Hewitt, the 2002 Wimbledon champion, had a tougher time in the round of 16, taking 2hr 49min to dispose of Spain's David Ferrer 6-4 6-4 4-6 7-5 in a tense match.
The South Australian admits his beloved AFL team, ladder leader Adelaide, is "doing it easier" than he is right now.
"So far, I'm still here," Hewitt said with a circumspect tone after his win.
"Ferrer didn't let me play my best tennis but I had to find a way to win. "I want to try and step it up, though, a couple of notches against Baghdatis."
Hewitt watched the end of Baghdatis's match with Murray and saw similarities between them. "He is similar to Murray in many ways," Hewitt said. "He'll play the percentages for a bit and then just pull the trigger on a big one."
With world No.9 Hewitt in front of him, Baghdatis refused to entertain thoughts of a re-match against Federer in the final.

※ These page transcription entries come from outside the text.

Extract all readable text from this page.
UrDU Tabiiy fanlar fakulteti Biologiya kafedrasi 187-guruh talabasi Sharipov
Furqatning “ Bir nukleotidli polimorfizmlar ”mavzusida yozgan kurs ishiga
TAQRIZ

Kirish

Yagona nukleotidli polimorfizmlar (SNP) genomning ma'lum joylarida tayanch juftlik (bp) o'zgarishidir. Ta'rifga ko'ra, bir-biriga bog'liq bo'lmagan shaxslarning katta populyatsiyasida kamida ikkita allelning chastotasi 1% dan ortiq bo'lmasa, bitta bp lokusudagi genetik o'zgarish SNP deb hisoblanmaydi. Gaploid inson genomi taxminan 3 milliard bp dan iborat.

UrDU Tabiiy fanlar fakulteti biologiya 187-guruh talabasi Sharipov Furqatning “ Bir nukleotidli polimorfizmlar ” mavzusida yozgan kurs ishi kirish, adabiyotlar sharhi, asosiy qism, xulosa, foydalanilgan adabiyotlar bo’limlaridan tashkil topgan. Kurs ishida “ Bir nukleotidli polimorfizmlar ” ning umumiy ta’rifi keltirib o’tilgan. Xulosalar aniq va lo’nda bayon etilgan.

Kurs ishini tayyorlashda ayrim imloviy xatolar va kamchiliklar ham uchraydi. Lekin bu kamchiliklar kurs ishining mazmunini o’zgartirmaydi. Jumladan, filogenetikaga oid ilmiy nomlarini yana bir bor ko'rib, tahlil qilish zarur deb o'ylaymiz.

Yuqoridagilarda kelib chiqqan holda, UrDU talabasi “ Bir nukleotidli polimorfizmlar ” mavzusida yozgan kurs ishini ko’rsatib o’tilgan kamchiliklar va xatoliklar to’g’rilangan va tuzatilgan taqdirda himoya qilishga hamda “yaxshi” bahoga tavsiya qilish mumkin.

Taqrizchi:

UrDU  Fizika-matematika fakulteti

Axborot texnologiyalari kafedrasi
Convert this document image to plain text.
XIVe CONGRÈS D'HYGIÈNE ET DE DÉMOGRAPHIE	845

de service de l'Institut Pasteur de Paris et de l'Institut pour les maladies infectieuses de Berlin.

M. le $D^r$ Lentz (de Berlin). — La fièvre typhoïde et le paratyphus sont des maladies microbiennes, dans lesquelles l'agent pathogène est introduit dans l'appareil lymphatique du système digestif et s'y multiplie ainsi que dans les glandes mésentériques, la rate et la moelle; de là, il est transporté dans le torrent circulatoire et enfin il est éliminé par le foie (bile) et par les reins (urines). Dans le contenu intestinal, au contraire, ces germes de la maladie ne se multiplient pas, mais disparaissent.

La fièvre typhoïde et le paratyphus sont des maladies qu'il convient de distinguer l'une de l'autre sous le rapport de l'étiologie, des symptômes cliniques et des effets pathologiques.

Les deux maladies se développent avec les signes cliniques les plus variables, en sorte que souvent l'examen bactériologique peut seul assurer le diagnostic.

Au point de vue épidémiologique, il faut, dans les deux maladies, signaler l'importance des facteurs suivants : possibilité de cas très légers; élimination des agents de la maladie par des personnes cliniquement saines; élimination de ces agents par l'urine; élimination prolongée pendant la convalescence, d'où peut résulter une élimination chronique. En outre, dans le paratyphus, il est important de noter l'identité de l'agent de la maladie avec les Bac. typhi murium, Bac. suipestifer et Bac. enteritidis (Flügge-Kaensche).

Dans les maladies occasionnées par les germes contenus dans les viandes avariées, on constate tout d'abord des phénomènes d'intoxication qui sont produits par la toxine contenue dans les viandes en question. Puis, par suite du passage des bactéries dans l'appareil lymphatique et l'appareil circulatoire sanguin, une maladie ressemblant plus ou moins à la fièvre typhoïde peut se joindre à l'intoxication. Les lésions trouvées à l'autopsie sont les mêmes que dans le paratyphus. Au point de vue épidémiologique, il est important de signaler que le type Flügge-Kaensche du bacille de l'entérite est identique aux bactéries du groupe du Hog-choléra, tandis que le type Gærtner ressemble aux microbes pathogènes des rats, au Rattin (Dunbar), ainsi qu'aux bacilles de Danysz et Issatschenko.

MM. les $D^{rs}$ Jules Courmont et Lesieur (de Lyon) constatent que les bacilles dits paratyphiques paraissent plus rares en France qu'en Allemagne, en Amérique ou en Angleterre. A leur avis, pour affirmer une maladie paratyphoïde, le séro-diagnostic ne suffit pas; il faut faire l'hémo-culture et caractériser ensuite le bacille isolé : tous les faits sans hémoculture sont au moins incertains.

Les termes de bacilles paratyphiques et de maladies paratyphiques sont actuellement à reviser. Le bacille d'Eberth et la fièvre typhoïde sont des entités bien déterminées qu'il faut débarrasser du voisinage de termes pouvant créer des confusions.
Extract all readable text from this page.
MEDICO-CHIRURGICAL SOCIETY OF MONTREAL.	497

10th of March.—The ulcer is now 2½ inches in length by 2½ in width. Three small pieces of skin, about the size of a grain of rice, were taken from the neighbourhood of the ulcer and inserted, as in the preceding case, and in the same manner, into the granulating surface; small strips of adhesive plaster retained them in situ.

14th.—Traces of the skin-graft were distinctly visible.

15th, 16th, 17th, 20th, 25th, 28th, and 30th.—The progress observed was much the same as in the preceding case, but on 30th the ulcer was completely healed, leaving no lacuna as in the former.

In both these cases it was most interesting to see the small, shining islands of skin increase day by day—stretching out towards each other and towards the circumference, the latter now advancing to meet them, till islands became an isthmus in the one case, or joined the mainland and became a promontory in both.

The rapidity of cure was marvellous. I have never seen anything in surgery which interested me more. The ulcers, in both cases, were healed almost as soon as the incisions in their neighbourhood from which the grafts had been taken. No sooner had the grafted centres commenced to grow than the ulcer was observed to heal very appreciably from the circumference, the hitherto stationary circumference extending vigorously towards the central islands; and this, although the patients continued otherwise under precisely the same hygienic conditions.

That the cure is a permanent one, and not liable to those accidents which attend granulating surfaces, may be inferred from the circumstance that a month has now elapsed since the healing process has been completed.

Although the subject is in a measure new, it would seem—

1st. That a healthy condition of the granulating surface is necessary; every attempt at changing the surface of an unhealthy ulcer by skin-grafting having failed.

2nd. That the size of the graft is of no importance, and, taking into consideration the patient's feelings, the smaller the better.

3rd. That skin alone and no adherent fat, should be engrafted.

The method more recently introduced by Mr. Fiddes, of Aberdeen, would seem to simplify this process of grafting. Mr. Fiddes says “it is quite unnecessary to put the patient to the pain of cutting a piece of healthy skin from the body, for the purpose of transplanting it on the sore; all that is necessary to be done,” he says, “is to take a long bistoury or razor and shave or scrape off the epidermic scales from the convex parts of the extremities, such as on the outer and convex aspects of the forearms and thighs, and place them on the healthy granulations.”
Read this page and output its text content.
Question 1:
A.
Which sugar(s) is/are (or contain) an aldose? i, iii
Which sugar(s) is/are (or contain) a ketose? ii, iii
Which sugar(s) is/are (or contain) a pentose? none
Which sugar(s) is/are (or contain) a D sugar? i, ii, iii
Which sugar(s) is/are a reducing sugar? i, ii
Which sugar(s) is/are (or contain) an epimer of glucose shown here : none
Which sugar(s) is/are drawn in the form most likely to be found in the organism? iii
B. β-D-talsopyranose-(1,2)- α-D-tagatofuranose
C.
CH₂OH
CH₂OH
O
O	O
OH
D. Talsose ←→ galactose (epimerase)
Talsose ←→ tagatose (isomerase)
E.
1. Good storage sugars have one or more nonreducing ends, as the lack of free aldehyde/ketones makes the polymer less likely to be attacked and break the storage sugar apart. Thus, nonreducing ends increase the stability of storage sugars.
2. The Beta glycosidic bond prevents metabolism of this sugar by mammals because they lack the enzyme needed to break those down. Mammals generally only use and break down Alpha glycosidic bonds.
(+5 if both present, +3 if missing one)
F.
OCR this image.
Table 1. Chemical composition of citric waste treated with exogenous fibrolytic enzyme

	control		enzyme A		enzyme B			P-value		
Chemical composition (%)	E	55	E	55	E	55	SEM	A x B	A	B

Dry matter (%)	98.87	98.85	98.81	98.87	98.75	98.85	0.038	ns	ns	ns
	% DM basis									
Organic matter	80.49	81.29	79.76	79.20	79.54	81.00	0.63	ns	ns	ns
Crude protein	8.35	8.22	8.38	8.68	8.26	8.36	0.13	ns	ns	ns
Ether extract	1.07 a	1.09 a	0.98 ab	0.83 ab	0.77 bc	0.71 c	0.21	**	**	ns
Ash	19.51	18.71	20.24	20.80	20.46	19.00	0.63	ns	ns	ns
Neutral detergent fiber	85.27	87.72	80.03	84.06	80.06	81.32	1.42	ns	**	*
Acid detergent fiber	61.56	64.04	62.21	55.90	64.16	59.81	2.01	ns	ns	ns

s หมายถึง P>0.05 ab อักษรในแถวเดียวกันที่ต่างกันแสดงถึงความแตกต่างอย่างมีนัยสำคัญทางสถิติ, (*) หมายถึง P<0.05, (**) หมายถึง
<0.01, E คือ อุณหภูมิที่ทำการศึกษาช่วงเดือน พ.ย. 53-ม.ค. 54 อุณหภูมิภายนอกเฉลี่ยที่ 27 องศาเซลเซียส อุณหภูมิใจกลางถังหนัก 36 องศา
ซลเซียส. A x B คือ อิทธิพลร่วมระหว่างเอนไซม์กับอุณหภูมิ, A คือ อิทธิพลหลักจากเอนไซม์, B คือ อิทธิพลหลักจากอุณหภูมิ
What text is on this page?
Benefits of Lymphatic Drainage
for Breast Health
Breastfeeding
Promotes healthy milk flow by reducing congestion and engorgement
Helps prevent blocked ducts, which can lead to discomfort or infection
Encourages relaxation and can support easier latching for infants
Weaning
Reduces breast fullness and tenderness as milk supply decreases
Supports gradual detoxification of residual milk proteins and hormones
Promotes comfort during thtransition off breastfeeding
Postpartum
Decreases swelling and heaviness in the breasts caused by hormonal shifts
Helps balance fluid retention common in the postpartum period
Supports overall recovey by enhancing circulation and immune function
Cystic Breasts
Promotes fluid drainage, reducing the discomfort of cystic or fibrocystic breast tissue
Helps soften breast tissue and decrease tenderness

"After Melbourne, I had a lot of doubts in my head," the affable 21-year-old, ranked No.16 in the world, said. "Was I there because I deserved it or because it was just one time?"
Baghdatis's confidence crisis was exacerbated by injury and illness, but there was no hint of any problems during his win over Murray in front of a partisan British crowd on Centre Court. "I just love playing in front of a big crowd, and I just relax more when there is so many people watching than when there are not," Baghdatis said.
He may lack Hewitt's grass-court experience but Baghdatis has a secret weapon at Wimbledon he did not have at the Australian Open: a mother who spends her time in the players' box praying on behalf of her son.
"It means a lot to have her here watching me because she did not see so much of me when I was a kid,' Baghdatis, who left Cyprus as a 13-year-old to pursue his tennis apprenticeship in France, said.
"She's proud of her son and I feel proud of her also. And she prays, she prays a lot."
Baghdatis's best grand slam performance to date in Melbourne propelled him into the spotlight back home. "I'm a famous guy now in my country and maybe worldwide, so a lot of responsibilities to take," he said. "It's not like you don't have a personal life, but you cannot do what you want to do sometimes because of people watching."
Fame and the ability to perform on the big stage aside, perhaps the key to Baghdatis's success lies in his level-headed approach.
"For me, it's just a game," Baghdatis said. "I'm very happy to play this game because I love this game. "If I lose this game, it doesn't matter for me. There are things more important in life than this."